The Bible’s heroic rogue’s gallery. We can and should raise questions about figures and trajectories in American history. As an epic story that addresses a divine encounter that shapes human history, the Bible can offer insight here as well. The Bible is uniquely honest about the ways we all sin and hurt each other, and the individual, familial, national, generational consequences of falling short of God’s glory, justice, and love. At the same time, the Bible insists that God is acting in human history for God’s own purposes, that God uses flawed individuals and corrupt empires, that God redeems sin and suffering, that God offers second chances—and gives new names.

The people whose stories are recorded in the Bible are sinners like us—even the heroes, the people who played significant roles in God’s plan. The biblical writers are careful to record, in embarrassing and often ironic detail, just how flawed they are. Moses, the great lawgiver, was a murderer. Aaron the first priest made a false god. David, the writer of poetry that has comforted billions of people, abused state power to cover up his adultery and his murder of his loyal rival. Solomon, the epitome of wisdom, distracted himself from his responsibilities with a harem of wives and concubines.
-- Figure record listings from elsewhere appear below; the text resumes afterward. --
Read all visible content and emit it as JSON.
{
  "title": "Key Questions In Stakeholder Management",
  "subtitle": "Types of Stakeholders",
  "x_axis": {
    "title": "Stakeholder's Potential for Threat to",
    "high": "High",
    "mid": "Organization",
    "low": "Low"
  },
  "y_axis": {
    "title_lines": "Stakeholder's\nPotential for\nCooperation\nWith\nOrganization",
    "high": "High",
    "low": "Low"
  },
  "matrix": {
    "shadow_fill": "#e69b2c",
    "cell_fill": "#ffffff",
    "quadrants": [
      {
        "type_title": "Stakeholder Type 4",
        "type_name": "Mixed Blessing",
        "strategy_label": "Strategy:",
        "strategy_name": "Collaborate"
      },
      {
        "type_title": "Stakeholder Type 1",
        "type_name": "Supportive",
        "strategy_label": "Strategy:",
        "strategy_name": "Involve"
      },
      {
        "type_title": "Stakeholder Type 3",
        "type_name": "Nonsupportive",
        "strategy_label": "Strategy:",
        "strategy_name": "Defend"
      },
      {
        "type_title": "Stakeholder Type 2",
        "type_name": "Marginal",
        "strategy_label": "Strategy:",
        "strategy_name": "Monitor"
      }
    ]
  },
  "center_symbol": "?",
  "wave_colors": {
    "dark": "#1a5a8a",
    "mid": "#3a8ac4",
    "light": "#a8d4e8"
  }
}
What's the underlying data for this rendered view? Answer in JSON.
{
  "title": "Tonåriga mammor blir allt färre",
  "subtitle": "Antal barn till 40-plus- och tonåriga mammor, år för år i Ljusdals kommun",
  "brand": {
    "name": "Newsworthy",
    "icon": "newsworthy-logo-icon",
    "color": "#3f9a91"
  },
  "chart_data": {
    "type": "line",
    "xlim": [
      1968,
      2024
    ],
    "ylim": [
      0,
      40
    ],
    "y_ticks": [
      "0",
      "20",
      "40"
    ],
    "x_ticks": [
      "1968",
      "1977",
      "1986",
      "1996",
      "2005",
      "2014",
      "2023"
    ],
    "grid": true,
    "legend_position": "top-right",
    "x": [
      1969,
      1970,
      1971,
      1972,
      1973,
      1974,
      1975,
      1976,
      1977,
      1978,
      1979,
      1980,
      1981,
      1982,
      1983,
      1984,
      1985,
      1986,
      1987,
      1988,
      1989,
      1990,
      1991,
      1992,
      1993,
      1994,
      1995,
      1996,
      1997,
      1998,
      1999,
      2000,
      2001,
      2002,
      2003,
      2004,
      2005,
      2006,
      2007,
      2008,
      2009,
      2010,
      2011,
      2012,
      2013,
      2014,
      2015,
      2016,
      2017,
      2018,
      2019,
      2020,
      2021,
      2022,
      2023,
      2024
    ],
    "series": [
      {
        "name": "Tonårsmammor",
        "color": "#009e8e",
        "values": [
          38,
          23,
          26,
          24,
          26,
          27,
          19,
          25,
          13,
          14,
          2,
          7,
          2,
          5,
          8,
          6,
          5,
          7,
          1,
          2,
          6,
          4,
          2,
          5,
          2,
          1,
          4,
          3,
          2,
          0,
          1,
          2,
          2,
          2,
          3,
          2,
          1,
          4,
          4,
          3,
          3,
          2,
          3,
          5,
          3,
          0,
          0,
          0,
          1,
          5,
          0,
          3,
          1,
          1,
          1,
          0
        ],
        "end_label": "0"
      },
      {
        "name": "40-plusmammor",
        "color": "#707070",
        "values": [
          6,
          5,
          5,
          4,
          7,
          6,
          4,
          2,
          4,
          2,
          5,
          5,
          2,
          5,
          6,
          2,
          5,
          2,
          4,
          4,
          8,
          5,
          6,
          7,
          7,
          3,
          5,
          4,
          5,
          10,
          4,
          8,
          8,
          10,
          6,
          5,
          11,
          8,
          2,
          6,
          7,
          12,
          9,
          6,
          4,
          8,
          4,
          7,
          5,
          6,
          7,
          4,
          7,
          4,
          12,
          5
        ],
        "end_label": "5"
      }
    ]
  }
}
Jesus himself counted among his friends slave owners, thieves, bigots, swindlers, drunkards, prostitutes, cowards, traitors, nationalist rebels, and imperial collaborators. Peter, his foremost disciple, denied him. Paul was an accessory to murder and mob violence. All of these, and many others—outcast, ordinary, and even the occasional elite—found new life and new identities as his followers.

What we honor. These biblical characters are the people whose story we are invited to join. These are people God loved and redeemed. They are no different in kind from people in any historical period. They are no different from us either—except in accomplishment. Do their failures mean that they have nothing to teach us, nothing for which they are to be remembered, perhaps even honored? At what point would we let the consequences of our own sins obscure our love for our families, taint our public service, cancel the fruits of our creativity?
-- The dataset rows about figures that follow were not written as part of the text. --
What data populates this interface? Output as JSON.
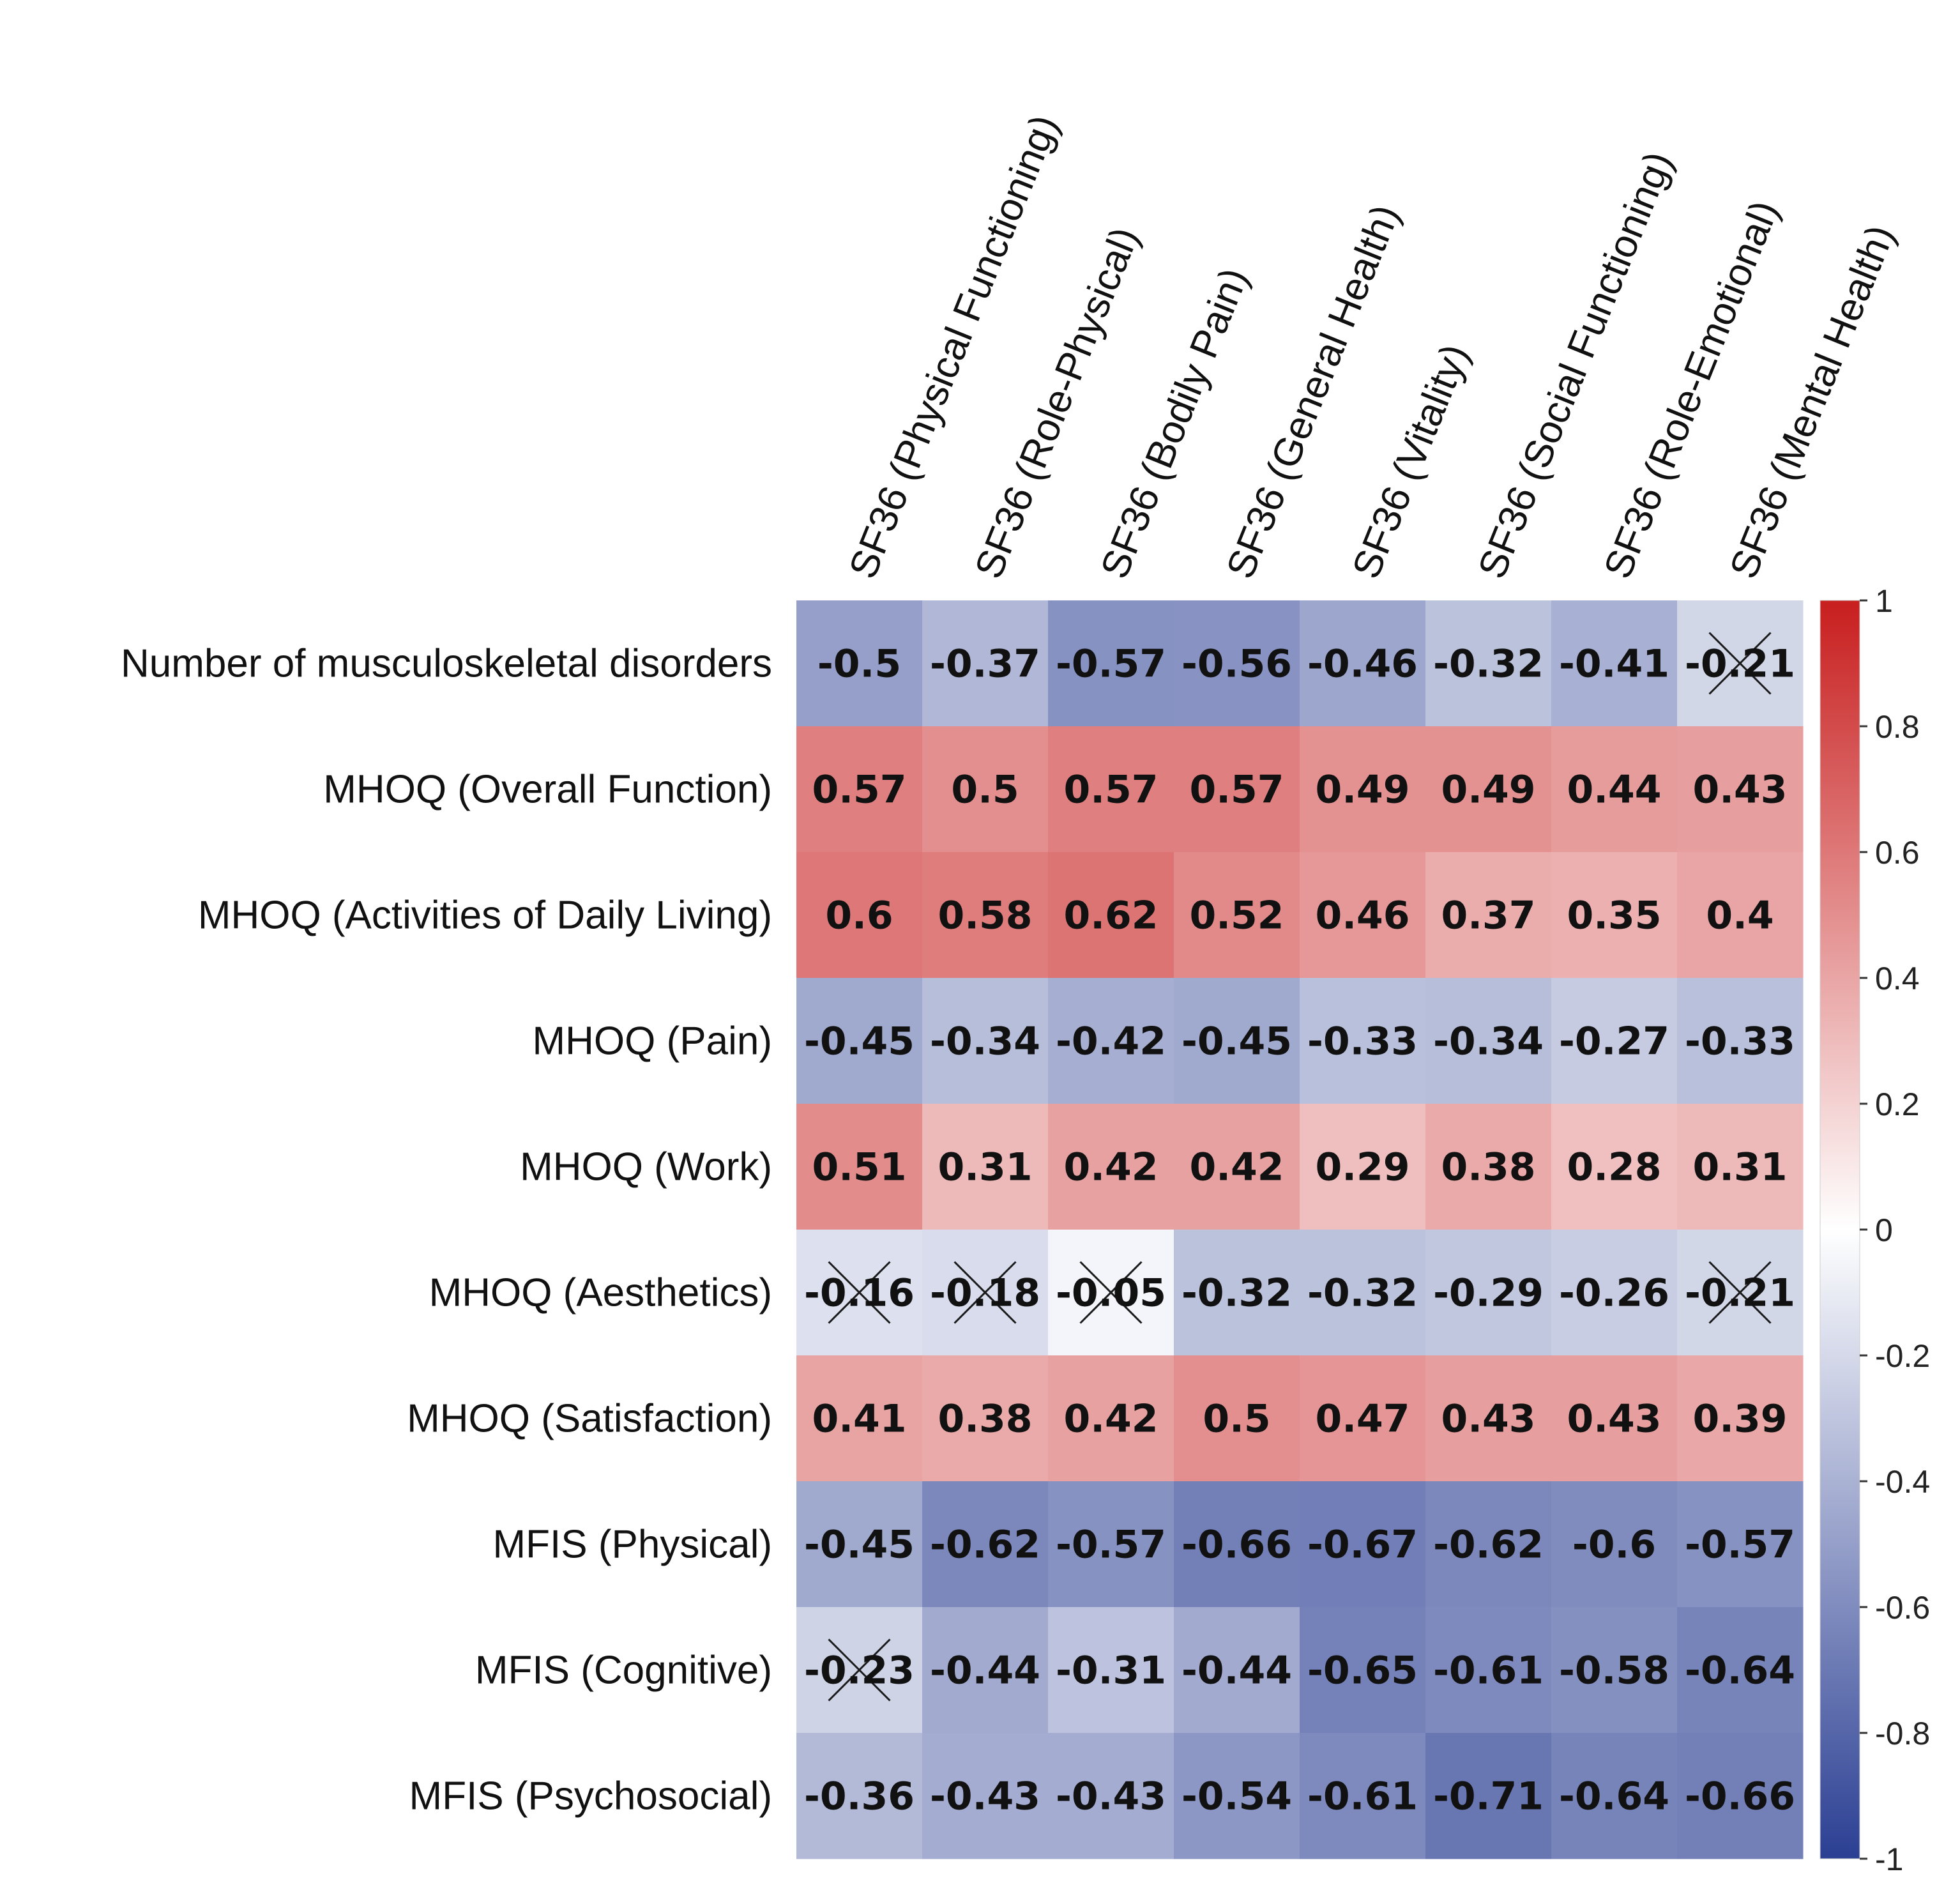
{
  "chart_data": {
    "type": "heatmap",
    "title": "",
    "columns": [
      "SF36 (Physical Functioning)",
      "SF36 (Role-Physical)",
      "SF36 (Bodily Pain)",
      "SF36 (General Health)",
      "SF36 (Vitality)",
      "SF36 (Social Functioning)",
      "SF36 (Role-Emotional)",
      "SF36 (Mental Health)"
    ],
    "rows": [
      "Number of musculoskeletal disorders",
      "MHOQ (Overall Function)",
      "MHOQ (Activities of Daily Living)",
      "MHOQ (Pain)",
      "MHOQ (Work)",
      "MHOQ (Aesthetics)",
      "MHOQ (Satisfaction)",
      "MFIS (Physical)",
      "MFIS (Cognitive)",
      "MFIS (Psychosocial)"
    ],
    "values": [
      [
        -0.5,
        -0.37,
        -0.57,
        -0.56,
        -0.46,
        -0.32,
        -0.41,
        -0.21
      ],
      [
        0.57,
        0.5,
        0.57,
        0.57,
        0.49,
        0.49,
        0.44,
        0.43
      ],
      [
        0.6,
        0.58,
        0.62,
        0.52,
        0.46,
        0.37,
        0.35,
        0.4
      ],
      [
        -0.45,
        -0.34,
        -0.42,
        -0.45,
        -0.33,
        -0.34,
        -0.27,
        -0.33
      ],
      [
        0.51,
        0.31,
        0.42,
        0.42,
        0.29,
        0.38,
        0.28,
        0.31
      ],
      [
        -0.16,
        -0.18,
        -0.05,
        -0.32,
        -0.32,
        -0.29,
        -0.26,
        -0.21
      ],
      [
        0.41,
        0.38,
        0.42,
        0.5,
        0.47,
        0.43,
        0.43,
        0.39
      ],
      [
        -0.45,
        -0.62,
        -0.57,
        -0.66,
        -0.67,
        -0.62,
        -0.6,
        -0.57
      ],
      [
        -0.23,
        -0.44,
        -0.31,
        -0.44,
        -0.65,
        -0.61,
        -0.58,
        -0.64
      ],
      [
        -0.36,
        -0.43,
        -0.43,
        -0.54,
        -0.61,
        -0.71,
        -0.64,
        -0.66
      ]
    ],
    "crossed_out": [
      [
        0,
        7
      ],
      [
        5,
        0
      ],
      [
        5,
        1
      ],
      [
        5,
        2
      ],
      [
        5,
        7
      ],
      [
        8,
        0
      ]
    ],
    "colorbar": {
      "range": [
        -1,
        1
      ],
      "ticks": [
        "1",
        "0.8",
        "0.6",
        "0.4",
        "0.2",
        "0",
        "-0.2",
        "-0.4",
        "-0.6",
        "-0.8",
        "-1"
      ],
      "tick_values": [
        1,
        0.8,
        0.6,
        0.4,
        0.2,
        0,
        -0.2,
        -0.4,
        -0.6,
        -0.8,
        -1
      ],
      "low_color": "#2b3f93",
      "mid_color": "#ffffff",
      "high_color": "#c81e1e"
    }
  }
}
When the self-righteous political elite of the day wanted to eradicate the life an adulteress, Jesus intervened and said, “Whichever one of you has committed no sin may throw the first stone” (John 8:7). None did. Why is it that we still itch to throw? All hearts are mixed. Moral failure is part of the human condition. Forgiveness and redemption are qualities of the Divine, who alone has sufficient knowledge and love to judge well. And until the final judgment, Jesus not only offers us ongoing opportunities for repentance, new beginnings, and restored relationships, he teaches that we are to extend forgiveness, repeatedly. It is a condition of our own forgiveness (Matthew 6:12, 18:21–22).
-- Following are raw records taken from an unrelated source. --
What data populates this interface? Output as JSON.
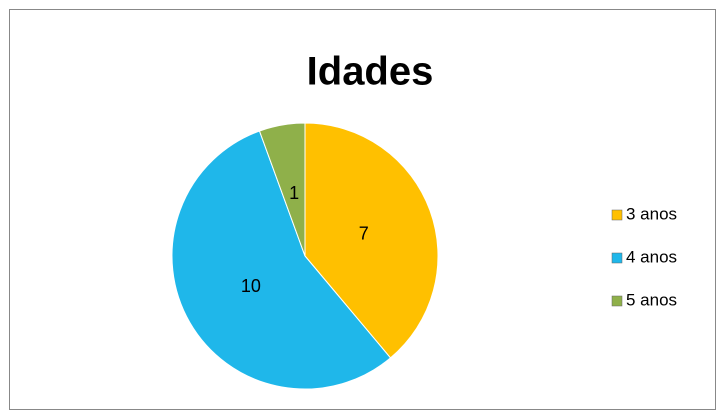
{
  "chart_data": {
    "type": "pie",
    "title": "Idades",
    "categories": [
      "3 anos",
      "4 anos",
      "5 anos"
    ],
    "values": [
      7,
      10,
      1
    ],
    "colors": [
      "#ffc000",
      "#1fb7ea",
      "#8fb04a"
    ],
    "legend": "right"
  }
}
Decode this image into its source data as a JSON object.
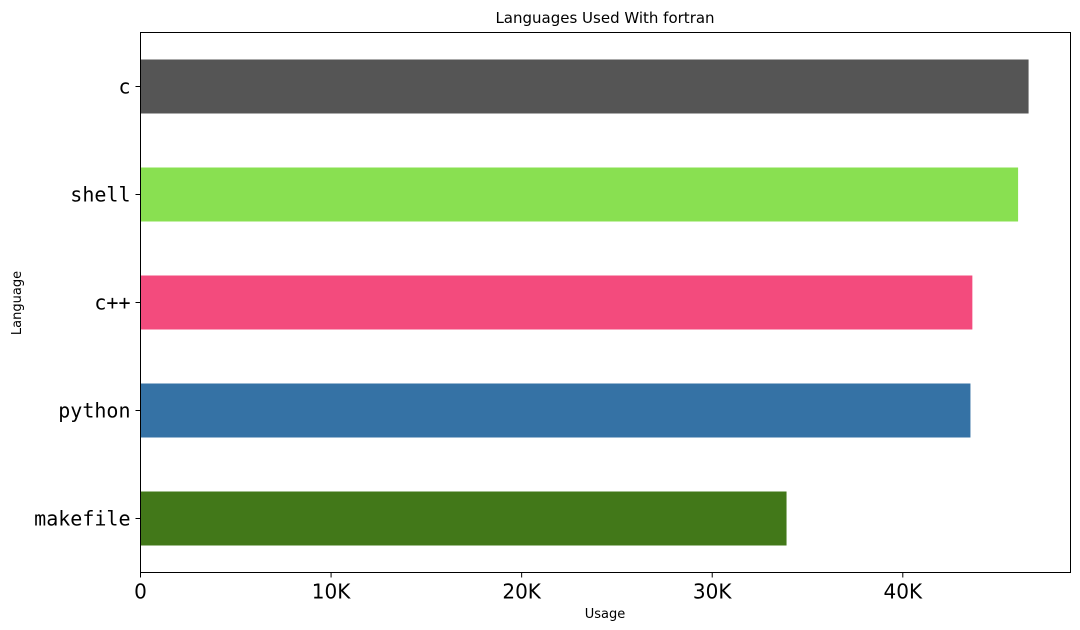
{
  "chart_data": {
    "type": "bar",
    "orientation": "horizontal",
    "title": "Languages Used With fortran",
    "xlabel": "Usage",
    "ylabel": "Language",
    "categories": [
      "c",
      "shell",
      "c++",
      "python",
      "makefile"
    ],
    "values": [
      46600,
      46050,
      43650,
      43550,
      33900
    ],
    "colors": [
      "#555555",
      "#89e051",
      "#f34b7d",
      "#3572a5",
      "#427819"
    ],
    "xlim": [
      0,
      48800
    ],
    "xticks": [
      0,
      10000,
      20000,
      30000,
      40000
    ],
    "xtick_labels": [
      "0",
      "10K",
      "20K",
      "30K",
      "40K"
    ],
    "grid": false,
    "legend": "none"
  }
}
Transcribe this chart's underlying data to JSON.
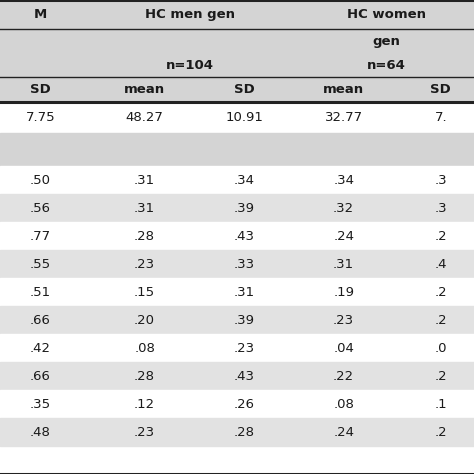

When thinking of biblical heroes and historic predecessors, we can and should honor their faith and their feats. We can and should learn from their failures and foibles. We have the capacity to distinguish between such things, and we can ask God for the wisdom to do so. We can also learn to recognize the stories of which historical figures are a part—which also ground and shape our own stories and identities.

American Bible Society and the Faith and Liberty Discovery Center affirm the biblical principles of forgiveness and discernment. No person, nor even the social institutions and cultures people create, is beyond redemption. Our history is a reality that should not be erased, but rather faced without fear. We do not need to repeat past patterns. We can accept and engage with history in honesty, integrity, humbleness of mind—and gratitude. We have much to learn from history’s bright vistas, its dark valleys, and every place in between, as we cultivate the courage and character in our own time to be agents of justice who are animated by love.

The Rev. Alan R. Crippen II and Peter L. Edman edited the Faith and Liberty Bible (American Bible Society, 2021), from which this essay is reprinted by permission. Rev. Crippen currently serves as a member of the FLDC Scholar Advisory Council. Mr. Edman is director of content for American Bible Society.